One of the things that I like about Faber is that he is truthful and says when he is quite uncertain and hedges his thoughts. It actually speaks to the complexity of the current situation in the world and the bogus predictions of most market forcasters who are quick to say "stocks will rise 15-20% with a correction of 10%" which is very easy to say. I believe that in this enviornment that anything can turn on a dime...for example the Fed stopping MBS purchases, mark to market coming back..raising rates in China..soverign defaults..etc. So basically it is incredibly tough to come out and make a call espically to investors that are long term and arent willing to get in and get out of the market. Like me for example I am long natural gas and agriculture but short emerging markets. This may seem very paradoxical but the problem is knowing basically when the stimulus will stop taking effect in the markets. Figuring out what is "overbought" is pretty tough as well with an unprecendend stimulus as well. To me, currently there are very few "value" oppurtunites if measured by low p/e's and low debt. And also previous earnings to me are not a good indicator of future earnings since we have experienced such a huge consumption and overproduction boom. So basically, in my opinion it is very difficult for value investors to find investments with low risk and steady earnings. Even Mr. Buffett has resorted to buying railroads which he said himself wasn't a great business.

Sivaram Velauthapillai
January 13, 2010 at 10:02 PM

The thing about 'true' contrarians like Marc Faber is that they speak their mind.

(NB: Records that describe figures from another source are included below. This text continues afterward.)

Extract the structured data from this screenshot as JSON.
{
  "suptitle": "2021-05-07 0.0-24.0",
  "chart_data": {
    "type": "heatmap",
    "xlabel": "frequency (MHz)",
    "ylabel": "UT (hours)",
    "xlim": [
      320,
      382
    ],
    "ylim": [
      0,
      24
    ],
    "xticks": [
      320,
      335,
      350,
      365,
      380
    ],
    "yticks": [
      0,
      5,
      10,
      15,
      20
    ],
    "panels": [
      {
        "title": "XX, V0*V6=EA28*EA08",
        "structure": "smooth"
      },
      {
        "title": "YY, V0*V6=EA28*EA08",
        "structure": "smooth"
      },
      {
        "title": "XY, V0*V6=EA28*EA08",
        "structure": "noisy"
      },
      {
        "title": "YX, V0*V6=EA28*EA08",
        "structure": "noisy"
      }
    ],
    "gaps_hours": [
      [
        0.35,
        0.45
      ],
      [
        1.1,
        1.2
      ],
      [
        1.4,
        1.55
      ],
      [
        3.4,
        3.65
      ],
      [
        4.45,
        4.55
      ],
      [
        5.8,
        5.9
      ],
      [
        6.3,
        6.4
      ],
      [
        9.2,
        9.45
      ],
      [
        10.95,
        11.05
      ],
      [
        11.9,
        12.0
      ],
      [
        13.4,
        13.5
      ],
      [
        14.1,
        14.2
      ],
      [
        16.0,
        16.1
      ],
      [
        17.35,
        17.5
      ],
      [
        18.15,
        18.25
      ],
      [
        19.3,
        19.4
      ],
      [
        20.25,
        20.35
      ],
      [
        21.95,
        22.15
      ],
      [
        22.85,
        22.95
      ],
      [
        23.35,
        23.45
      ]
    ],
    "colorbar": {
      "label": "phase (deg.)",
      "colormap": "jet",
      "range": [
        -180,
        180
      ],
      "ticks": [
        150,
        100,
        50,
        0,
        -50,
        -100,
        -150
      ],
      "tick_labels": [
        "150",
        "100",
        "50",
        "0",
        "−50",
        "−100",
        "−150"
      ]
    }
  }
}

Some of the stuff they say is ridiculous, and probably more to get a reaction or driven by their ideological views (e.g. almost implying Ben Bernake is like Robert Mugage or literally saying the US$ is going to be worth exactly zero due to hyperinflation), but at least we know they are saying what they feel like saying. Same thing with Jim Rogers, Hugh Hendry, and so on.

In contrast, many quoted in the mainstream media, who work on the Street, may have ulterior motives. For instance, I like listening to Jim Chanos but one can never be sure if there is something more to his views. Same thing with people like Seth Klarman, although Klarman doesn't seem to be in the public spotlight and rarely reveals anything.


I concur with your views, even though we take different stance--you are bullish on commodities and probably in the inflation camp, whereas I take the opposite view. Everything looks so much like 2006 or 2007 from a valuation point of view. Nothing seems cheap but at the same time, nothing appears excessively overvalued.